Below is a letter from Des Moore published in the Financial Review on 29 May. But before I get to the letter itself, let me first reprint the note I sent to Des.
If I assume, as I do, that Y=C+I+G is fundamentally wrong, and that a Keynesian approach to policy is bound to fail, then nothing about the economic problems that have followed the GFC is a surprise. But the questions I would like to ask are two:
1) Who are the leading actively anti-Keynesian economists in the world at the moment, assuming there actually is such a thing?
2) If Keynes is wrong, where should one go to find a more accurate theory of recession and unemployment?
In my view, these are the most important questions in economics at the present time. And I have to tell you that the great surprise to me is that virtually no one has an answer to the first of these questions, although there are some answers to the second.
Kind regards
Where is the locus of anti-Keynesian thought? Who is leading the attack? Des is discussing Robert Skidelsky versus Niall Ferguson, that is, a debate between two historians. Where are the economists? And I have to tell you that however this is resolved, it will not be because of some empirical study based on some dataset. If even at this late date, there is anyone in doubt that the stimulus has been a disaster, there is no turning back from going over the cliff yet again. Unless there is some understanding that existing theory is a deadly fault, that it must be abandoned as a guide to policy, then we will just carry on as before. Here’s the letter sent by Des to the AFR with my further commentary on the other side.
Historian Niall Ferguson argued that the reduction in budget deficits after the 2008-09 UK recession helped improve the growth in GDP while the author of a biography on Keynes, Robert Skidelsky, argued that it reduced it.
These arguments are about hypotheticals and difficult to judge. They are important, however, in the current context faced by Australia and other countries.
Note first that UK growth has recovered to pre-2008 rates after the 2008-09 recession. This has occurred notwithstanding that “underlying balances” (budget deficits) published by the OECD have fallen from 8.5 per cent of GDP in 2009 to an estimated 4.9 per cent in 2015.

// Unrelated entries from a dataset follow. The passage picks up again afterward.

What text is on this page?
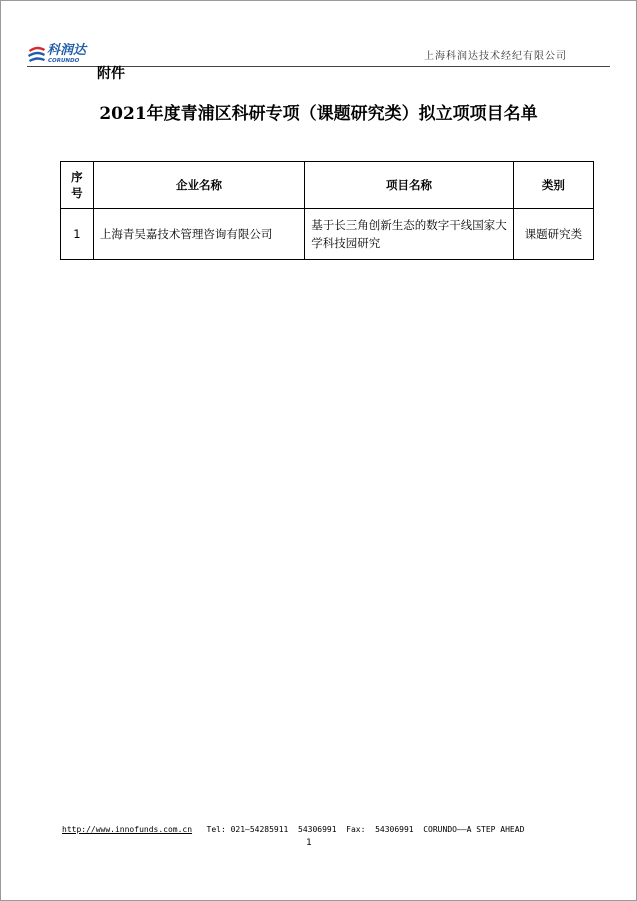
科润达
CORUNDO	上海科润达技术经纪有限公司
附件
2021年度青浦区科研专项（课题研究类）拟立项项目名单
序
号	企业名称	项目名称	类别
1	上海青吴嘉技术管理咨询有限公司	基于长三角创新生态的数字干线国家大学科技园研究	课题研究类
http://www.innofunds.com.cn   Tel: 021—54285911  54306991  Fax:  54306991  CORUNDO——A STEP AHEAD
1
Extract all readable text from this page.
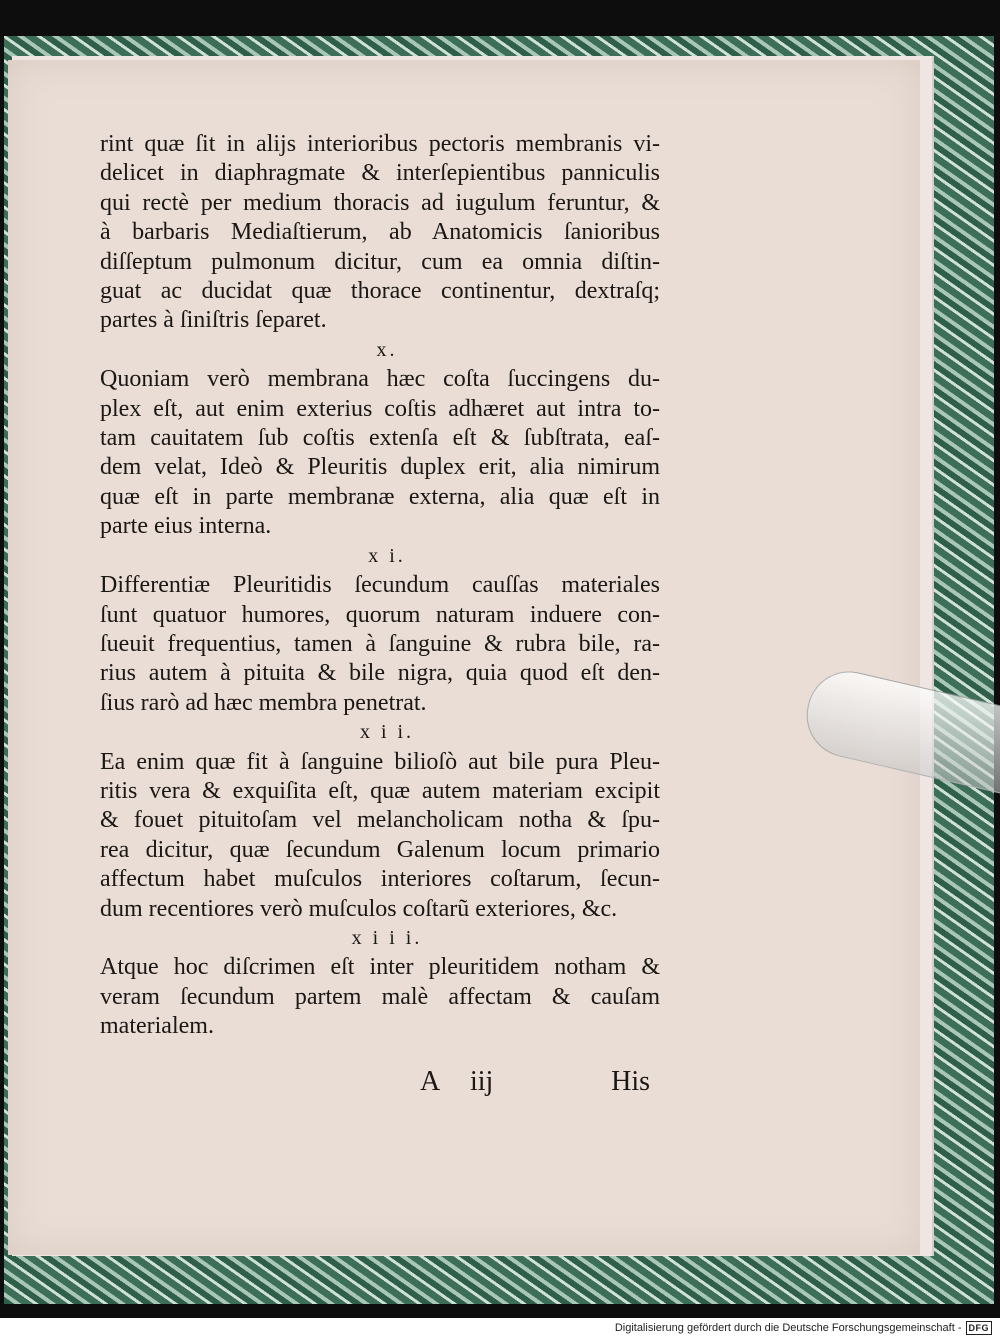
rint quæ ſit in alijs interioribus pectoris membranis vi-
delicet in diaphragmate & interſepientibus panniculis
qui rectè per medium thoracis ad iugulum feruntur, &
à barbaris Mediaſtierum, ab Anatomicis ſanioribus
diſſeptum pulmonum dicitur, cum ea omnia diſtin-
guat ac ducidat quæ thorace continentur, dextraſq;
partes à ſiniſtris ſeparet.
x.
Quoniam verò membrana hæc coſta ſuccingens du-
plex eſt, aut enim exterius coſtis adhæret aut intra to-
tam cauitatem ſub coſtis extenſa eſt & ſubſtrata, eaſ-
dem velat, Ideò & Pleuritis duplex erit, alia nimirum
quæ eſt in parte membranæ externa, alia quæ eſt in
parte eius interna.
x i.
Differentiæ Pleuritidis ſecundum cauſſas materiales
ſunt quatuor humores, quorum naturam induere con-
ſueuit frequentius, tamen à ſanguine & rubra bile, ra-
rius autem à pituita & bile nigra, quia quod eſt den-
ſius rarò ad hæc membra penetrat.
x i i.
Ea enim quæ fit à ſanguine bilioſò aut bile pura Pleu-
ritis vera & exquiſita eſt, quæ autem materiam excipit
& fouet pituitoſam vel melancholicam notha & ſpu-
rea dicitur, quæ ſecundum Galenum locum primario
affectum habet muſculos interiores coſtarum, ſecun-
dum recentiores verò muſculos coſtarũ exteriores, &c.
x i i i.
Atque hoc diſcrimen eſt inter pleuritidem notham &
veram ſecundum partem malè affectam & cauſam
materialem.
A iij	His
Digitalisierung gefördert durch die Deutsche Forschungsgemeinschaft - DFG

Second, Skidelsky does not explain why the large deficits in each of the five years prior to 2008 then resulted in two years of recession.
Third, Skidelsky makes no reference to the policy implications of the increase in government debt levels, which are now over 100 per cent of GDP for major countries, including the UK.
Fourth, in his article published in Australian media in 1932 Keynes himself approved the Premiers Plan to reduce budget deficits. An examination of the recovery from the 1930’s recession shows that Australia performed better than most other countries and that President Roosevelt’s budget stimuli brought a slower recovery in the US.
The solution is to reduce the role of government and increase the opportunities for private enterprises.
I agree, of course, but what’s the theory? What is the foundation on which such advice is given? It’s not just that you should do this and this, but why should you do this and this. That is the issue to me. What disturbs me to a very great extent is that it is an issue that has not, so far as I can tell, been taken up by anyone anywhere.